Kudos for your April 2004 issue on taxation (“Just Say No!”).  Thomas Fleming’s “Tax Slavery” (Perspective) and David Hartman’s “Revolting Taxation” (Views) were right on the mark.  I recently retired after 31 years and 8 months as a bottom-feeding, leg-breaking parasite (IRS revenue officer) for Godzilla, née Leviathan.  The main thing I learned over all those years is never to underestimate the servility of the American people.

Although public education (primarily training to love the unitary state) and mass entertainment (various levels of pornography) have contributed to this state of affairs, I believe that direct taxation of individual income is the main culprit.

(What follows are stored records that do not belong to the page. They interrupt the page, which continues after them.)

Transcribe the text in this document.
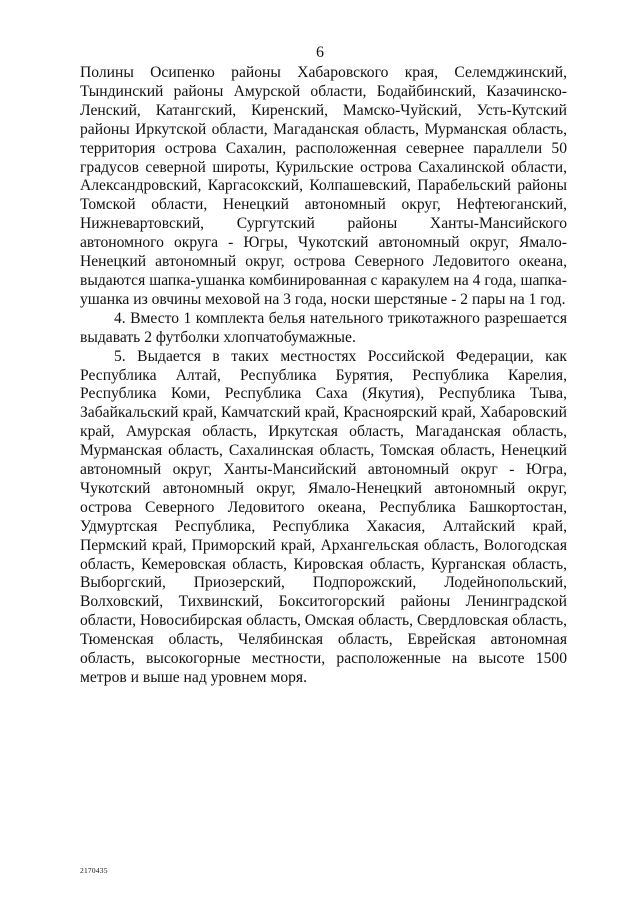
6

Полины Осипенко районы Хабаровского края, Селемджинский, Тындинский районы Амурской области, Бодайбинский, Казачинско-Ленский, Катангский, Киренский, Мамско-Чуйский, Усть-Кутский районы Иркутской области, Магаданская область, Мурманская область, территория острова Сахалин, расположенная севернее параллели 50 градусов северной широты, Курильские острова Сахалинской области, Александровский, Каргасокский, Колпашевский, Парабельский районы Томской области, Ненецкий автономный округ, Нефтеюганский, Нижневартовский, Сургутский районы Ханты-Мансийского автономного округа - Югры, Чукотский автономный округ, Ямало-Ненецкий автономный округ, острова Северного Ледовитого океана, выдаются шапка-ушанка комбинированная с каракулем на 4 года, шапка-ушанка из овчины меховой на 3 года, носки шерстяные - 2 пары на 1 год.

4. Вместо 1 комплекта белья нательного трикотажного разрешается выдавать 2 футболки хлопчатобумажные.

5. Выдается в таких местностях Российской Федерации, как Республика Алтай, Республика Бурятия, Республика Карелия, Республика Коми, Республика Саха (Якутия), Республика Тыва, Забайкальский край, Камчатский край, Красноярский край, Хабаровский край, Амурская область, Иркутская область, Магаданская область, Мурманская область, Сахалинская область, Томская область, Ненецкий автономный округ, Ханты-Мансийский автономный округ - Югра, Чукотский автономный округ, Ямало-Ненецкий автономный округ, острова Северного Ледовитого океана, Республика Башкортостан, Удмуртская Республика, Республика Хакасия, Алтайский край, Пермский край, Приморский край, Архангельская область, Вологодская область, Кемеровская область, Кировская область, Курганская область, Выборгский, Приозерский, Подпорожский, Лодейнопольский, Волховский, Тихвинский, Бокситогорский районы Ленинградской области, Новосибирская область, Омская область, Свердловская область, Тюменская область, Челябинская область, Еврейская автономная область, высокогорные местности, расположенные на высоте 1500 метров и выше над уровнем моря.

2170435
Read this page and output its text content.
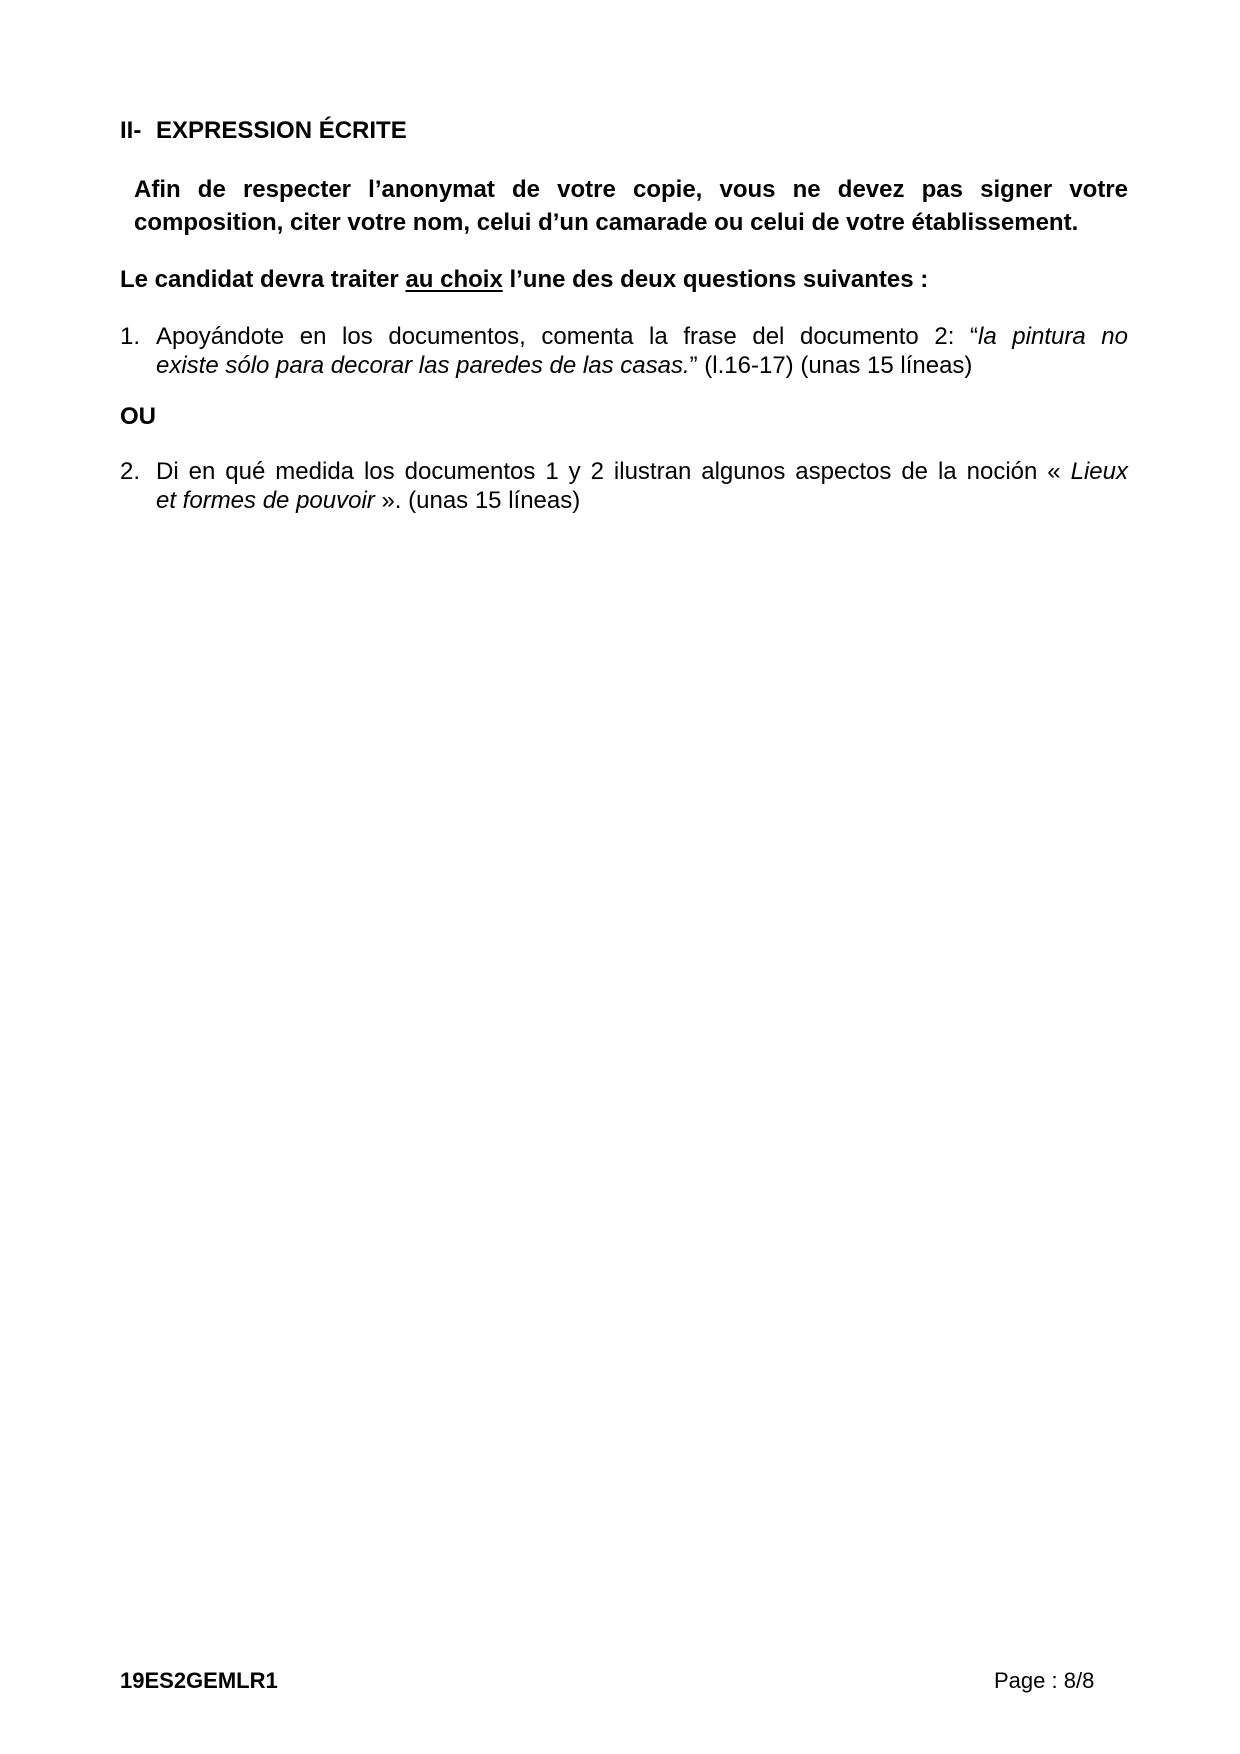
II- EXPRESSION ÉCRITE

Afin de respecter l’anonymat de votre copie, vous ne devez pas signer votre
composition, citer votre nom, celui d’un camarade ou celui de votre établissement.

Le candidat devra traiter au choix l’une des deux questions suivantes :

1. Apoyándote en los documentos, comenta la frase del documento 2: “la pintura no
existe sólo para decorar las paredes de las casas.” (l.16-17) (unas 15 líneas)

OU

2. Di en qué medida los documentos 1 y 2 ilustran algunos aspectos de la noción « Lieux
et formes de pouvoir ». (unas 15 líneas)

19ES2GEMLR1	Page : 8/8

Income taxation is founded on three legs.  The first and most important is the middle-class acceptance of the socialist ideology of envy, based on hatred of the rich.  The second leg is withholding at the source.  A more pernicious evil would be hard to dream up.  Who in his right mind would voluntarily pay over to the national government that which is taken by force?  And the third leg is punishment: swift, total, brutal, and, most of all, public.  Fear is a wonderful administrative tool for collecting taxes.

Since the Revenue and Restructuring Act of 1998, the last leg, punishment, has fallen on hard times.  Absent a few liens  and levies on wages and bank accounts, most of the pre-1998 enforcement has been suspended.  The IRS has taken a therapeutic road instead: We are a service; we are here to help you; we feel your pain; we’ll walk you through the process so you can pay your fair share of taxes; we’ll make the forms easier to understand; and so on, ad nauseam.

Rest assured, though, that the system is in no danger of collapse as long as the first leg remains a part of the middle-class psyche.  The second leg would be in danger only if large corporations and employers (the true tax collectors) stopped withholding.  That is unlikely to happen.  Besides, the punishment pendulum will swing back when Congress starts complaining that revenues have fallen.

I believe that the middle class can be weaned from individual income tax if they see alternative systems such as a Value-Added Tax or a national sales tax to be in their financial interest.  Until then, nothing will change.

The IRS is simply the process.  The real problem is the income tax itself, the cash cow of the political class.  As long as Americans waste their time complaining about and seeking to “reform” the IRS but do not ever question the philosophical basis of the income tax, the politicians are happy.  They dread the day when the middle class wakes up to their theft.

And remember the party line: We have a voluntary system of taxation in the United States!  Yeah, right.  Try telling that to the revenue officer who is taking your assets or the revenue agent who is auditing your income-tax returns.